Monde

La tension monte d'un cran entre la Russie et la Bielorussie

Repéré par Florian Adam, mis à jour le 07.02.2017 à 16 h 17

Repéré sur The New York Times, War is Boring

L’ancienne république soviétique réaffirme son indépendance et se tourne vers l'Europe, ce qui n'est pas du goût du Kremlin.

Le président du Biélorussie, Alexandre Loukachenko, rencontre les membres du public et les journalistes locaux et étrangers à Minsk le 3 février | Nikolai PETROV / BELTA / AFP

Le président du Biélorussie, Alexandre Loukachenko, rencontre les membres du public et les journalistes locaux et étrangers à Minsk le 3 février | Nikolai PETROV / BELTA / AFP

Dans un discours marathon de plus de 7 heures donné le 3 février, le président autoritaire biélorusse, Alexandre Loukachenko, a directement attaqué la Russie. Malgré des liens économiques et politiques, les deux États «entretiennent des relations erratiques, rythmées par des tensions régulières», peut-on lire sur le site de France Diplomatie. Le New York Times relève que ses derniers jours la tension entre Moscou et Minsk est montée d’un cran.

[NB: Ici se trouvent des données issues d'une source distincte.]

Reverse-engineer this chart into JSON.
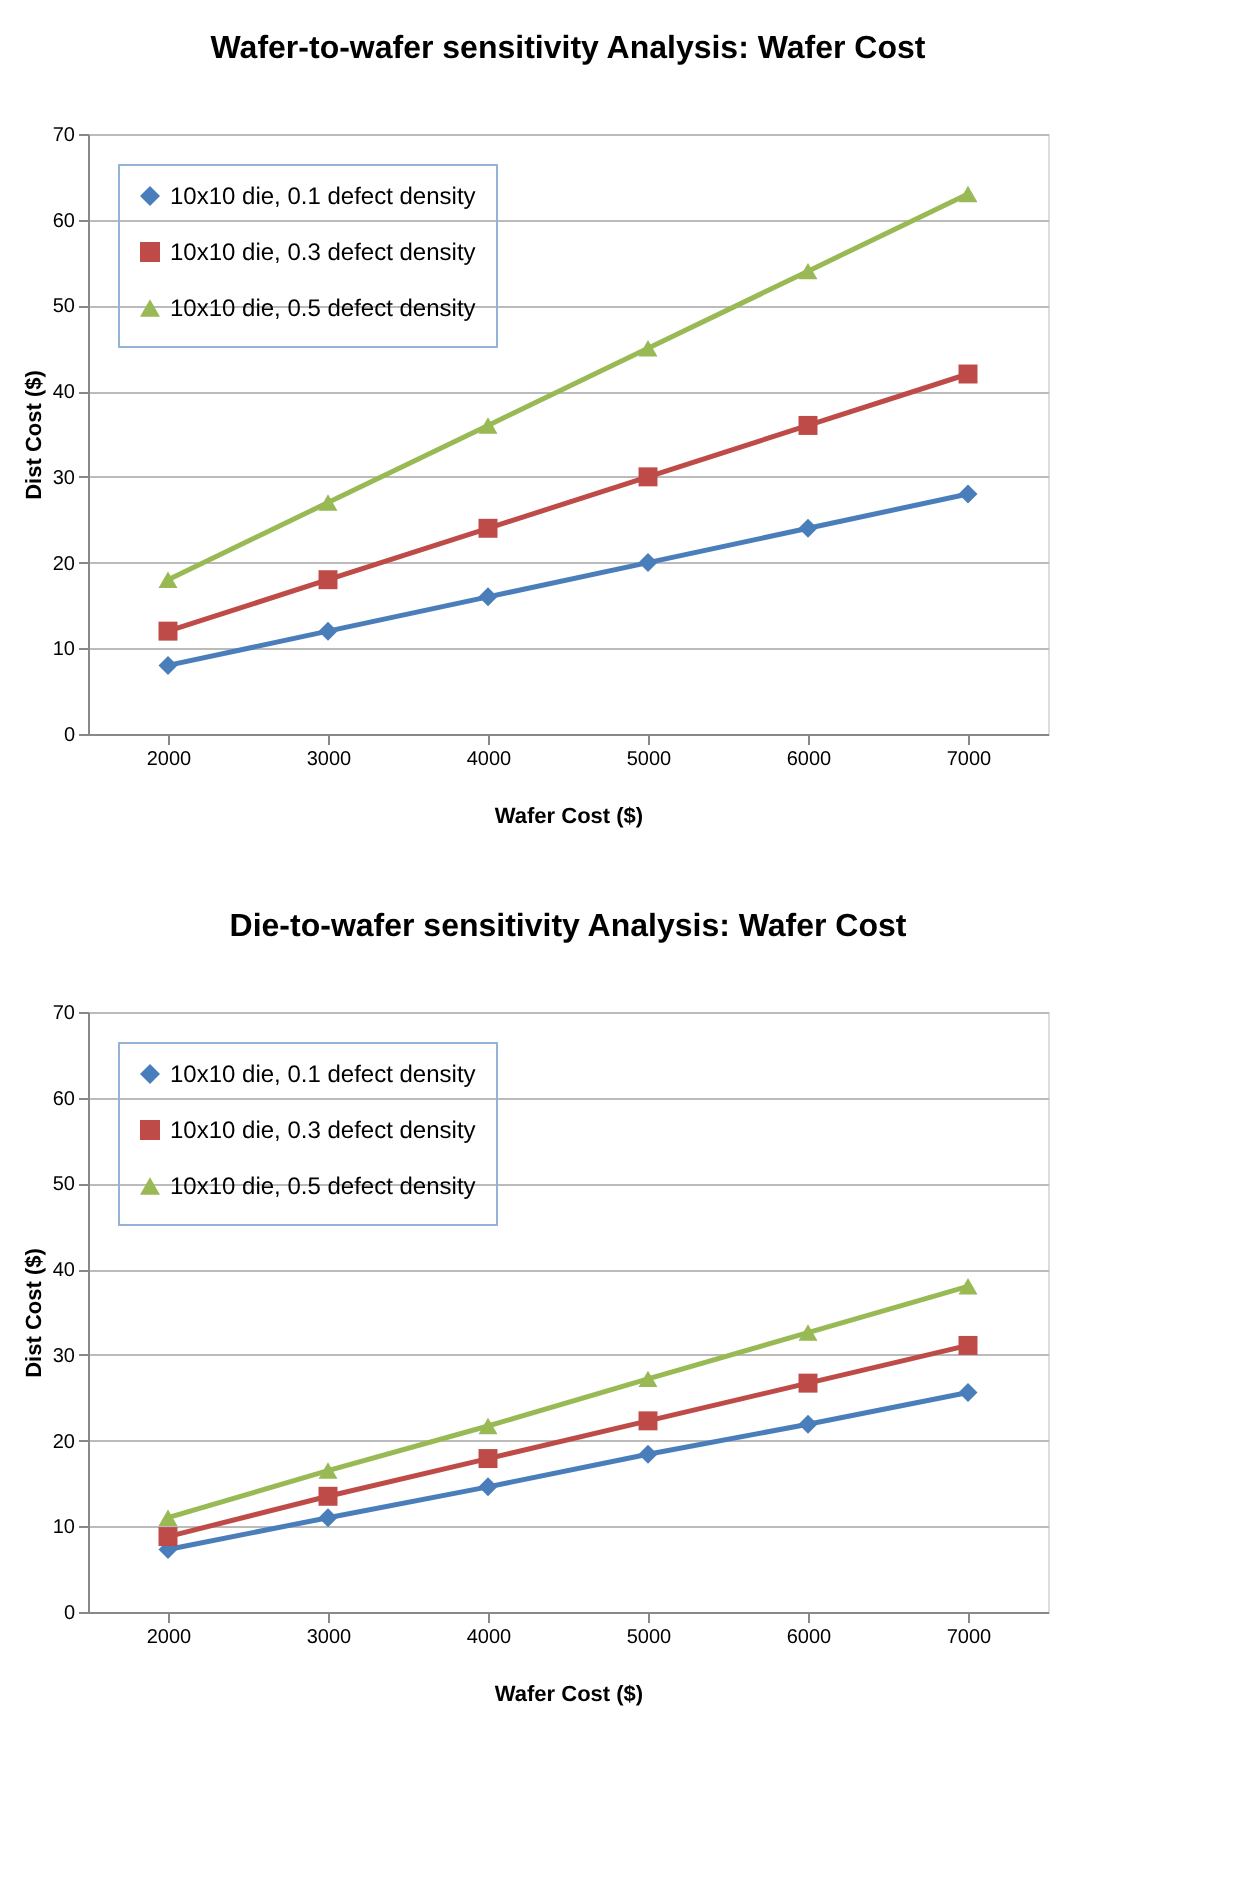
{
  "chart_data": [
    {
      "type": "line",
      "title": "Wafer-to-wafer sensitivity Analysis: Wafer Cost",
      "xlabel": "Wafer Cost ($)",
      "ylabel": "Dist Cost ($)",
      "categories": [
        "2000",
        "3000",
        "4000",
        "5000",
        "6000",
        "7000"
      ],
      "ylim": [
        0,
        70
      ],
      "yticks": [
        0,
        10,
        20,
        30,
        40,
        50,
        60,
        70
      ],
      "grid": "y",
      "legend": "top left",
      "line_style": "solid",
      "series": [
        {
          "name": "10x10 die, 0.1 defect density",
          "color": "#4a7ebb",
          "marker": "diamond",
          "values": [
            8,
            12,
            16,
            20,
            24,
            28
          ]
        },
        {
          "name": "10x10 die, 0.3 defect density",
          "color": "#be4b48",
          "marker": "square",
          "values": [
            12,
            18,
            24,
            30,
            36,
            42
          ]
        },
        {
          "name": "10x10 die, 0.5 defect density",
          "color": "#98b954",
          "marker": "triangle",
          "values": [
            18,
            27,
            36,
            45,
            54,
            63
          ]
        }
      ]
    },
    {
      "type": "line",
      "title": "Die-to-wafer sensitivity Analysis: Wafer Cost",
      "xlabel": "Wafer Cost ($)",
      "ylabel": "Dist Cost ($)",
      "categories": [
        "2000",
        "3000",
        "4000",
        "5000",
        "6000",
        "7000"
      ],
      "ylim": [
        0,
        70
      ],
      "yticks": [
        0,
        10,
        20,
        30,
        40,
        50,
        60,
        70
      ],
      "grid": "y",
      "legend": "top left",
      "line_style": "solid",
      "series": [
        {
          "name": "10x10 die, 0.1 defect density",
          "color": "#4a7ebb",
          "marker": "diamond",
          "values": [
            7.3,
            11.0,
            14.6,
            18.4,
            21.9,
            25.6
          ]
        },
        {
          "name": "10x10 die, 0.3 defect density",
          "color": "#be4b48",
          "marker": "square",
          "values": [
            8.8,
            13.5,
            17.9,
            22.3,
            26.7,
            31.1
          ]
        },
        {
          "name": "10x10 die, 0.5 defect density",
          "color": "#98b954",
          "marker": "triangle",
          "values": [
            11.0,
            16.5,
            21.7,
            27.2,
            32.6,
            38.0
          ]
        }
      ]
    }
  ]
}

La discorde trouve son origine dans le rapprochement de la Biélorussie avec l’Europe depuis l’invasion de la Crimée par la Russie, note le site War is Boring. En février 2016, l’Union européenne avait d'ailleurs levé des sanctions à son encontre. De son côté, le gouvernement biélorusse a levé début janvier la nécessité d’un visa pour les courts séjours en provenance de 80 pays, dont les États-Unis et l’Union européenne.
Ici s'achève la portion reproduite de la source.